Weber, driving his fabulous bay Dutch Warmblood four-in-hand scored 38.78 pen in dressage on the second day and, along with team-mate, Tucker Johnson who scored 43.26 in fifth place, put the USA in gold medal position in the nations team competition, ahead of Belgium in silver and hosts Germany in bronze.
Although pleased with first in dressage, Weber, 30, from Ocala in Florida, complained that his preparation had been hampered by conditions in the warm-up areas. “I had to train my horses all week on the roads around the stables,” commented Weber, ”The warm-up area was more like cross-country – not great for my horses.”

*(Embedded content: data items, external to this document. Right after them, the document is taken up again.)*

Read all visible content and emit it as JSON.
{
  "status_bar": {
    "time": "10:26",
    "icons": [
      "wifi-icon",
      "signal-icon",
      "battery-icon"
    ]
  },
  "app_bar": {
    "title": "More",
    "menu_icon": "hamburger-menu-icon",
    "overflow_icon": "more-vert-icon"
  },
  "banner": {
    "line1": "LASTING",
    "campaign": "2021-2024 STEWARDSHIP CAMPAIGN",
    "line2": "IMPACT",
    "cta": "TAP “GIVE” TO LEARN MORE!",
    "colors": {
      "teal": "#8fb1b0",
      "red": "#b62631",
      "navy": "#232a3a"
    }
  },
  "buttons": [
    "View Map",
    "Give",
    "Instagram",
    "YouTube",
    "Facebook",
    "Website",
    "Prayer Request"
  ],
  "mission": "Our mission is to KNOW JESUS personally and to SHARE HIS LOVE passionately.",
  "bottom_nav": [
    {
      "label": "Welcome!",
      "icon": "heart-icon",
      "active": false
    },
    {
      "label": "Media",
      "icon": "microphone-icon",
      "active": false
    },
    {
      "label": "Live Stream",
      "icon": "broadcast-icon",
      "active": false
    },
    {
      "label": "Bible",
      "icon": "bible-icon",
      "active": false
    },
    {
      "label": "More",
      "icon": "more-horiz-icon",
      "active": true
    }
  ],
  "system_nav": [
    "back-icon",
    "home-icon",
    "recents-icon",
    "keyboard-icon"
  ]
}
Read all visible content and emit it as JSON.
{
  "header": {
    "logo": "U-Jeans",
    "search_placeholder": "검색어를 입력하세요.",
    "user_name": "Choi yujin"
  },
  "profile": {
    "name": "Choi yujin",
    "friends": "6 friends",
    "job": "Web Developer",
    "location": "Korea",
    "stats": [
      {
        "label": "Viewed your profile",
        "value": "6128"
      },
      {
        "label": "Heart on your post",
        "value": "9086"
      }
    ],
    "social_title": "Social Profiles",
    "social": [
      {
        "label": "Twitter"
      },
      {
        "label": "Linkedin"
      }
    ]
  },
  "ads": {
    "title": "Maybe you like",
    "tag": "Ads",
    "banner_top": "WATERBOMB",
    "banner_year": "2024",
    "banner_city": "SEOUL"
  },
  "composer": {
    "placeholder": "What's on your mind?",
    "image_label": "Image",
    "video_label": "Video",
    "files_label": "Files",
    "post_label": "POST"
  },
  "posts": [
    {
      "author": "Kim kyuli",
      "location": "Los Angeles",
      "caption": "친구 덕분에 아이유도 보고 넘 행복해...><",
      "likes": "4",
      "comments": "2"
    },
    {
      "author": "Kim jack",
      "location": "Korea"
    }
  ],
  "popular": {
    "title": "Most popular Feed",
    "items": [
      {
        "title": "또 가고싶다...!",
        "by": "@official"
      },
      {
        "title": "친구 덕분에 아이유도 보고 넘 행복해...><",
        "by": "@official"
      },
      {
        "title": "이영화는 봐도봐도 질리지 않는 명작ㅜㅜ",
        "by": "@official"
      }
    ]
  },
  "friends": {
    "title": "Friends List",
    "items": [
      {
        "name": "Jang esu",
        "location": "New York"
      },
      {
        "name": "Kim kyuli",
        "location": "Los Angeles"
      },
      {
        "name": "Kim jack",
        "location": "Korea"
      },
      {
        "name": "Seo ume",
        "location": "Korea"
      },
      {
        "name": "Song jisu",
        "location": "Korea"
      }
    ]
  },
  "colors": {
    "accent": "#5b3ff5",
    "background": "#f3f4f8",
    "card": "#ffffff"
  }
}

Second to go in the starting order on the cross-country marathon tomorrow (Friday) Weber, who was team silver medallist at the last WEG in Spain four years ago, is determined to hold on to the lead. “I went early in the order at Jerez in 2002 and was fourth on the marathon so it seems to work for me,” pointed out Weber. ”We are going out to win the marathon tomorrow.”
Pre-WEG favourites, Ysbrand Chardon of the Netherlands went into silver medal position on a score of 41.22 ahead of Germany’s Michael Freund in the bronze on 41.60. Felix Brasseur of Belgium was 4th on 41.86.
Britain’s George Bowman drove a brilliant dressage with his young black Dutch Hackney/Warmbloods and earned a score of 50.30 pens, which puts him in 9th place individually. George, 72, who is competing in his record-breaking 16th world championships, got a deservedly warm reception from the thousands of driving fans watching the dressage and an ovation at the end of his test.
The cross-country marathon starts at 9.00am tomorrow. After the scheduling misshap that marred her warm-up and contributed to a disappointing dressage, Karen Bassett is the first of the British drivers to tackle the marathon in the morning. George Bowman goes off at midday with Dick Lane last to drive in the afternoon toward the end of the order.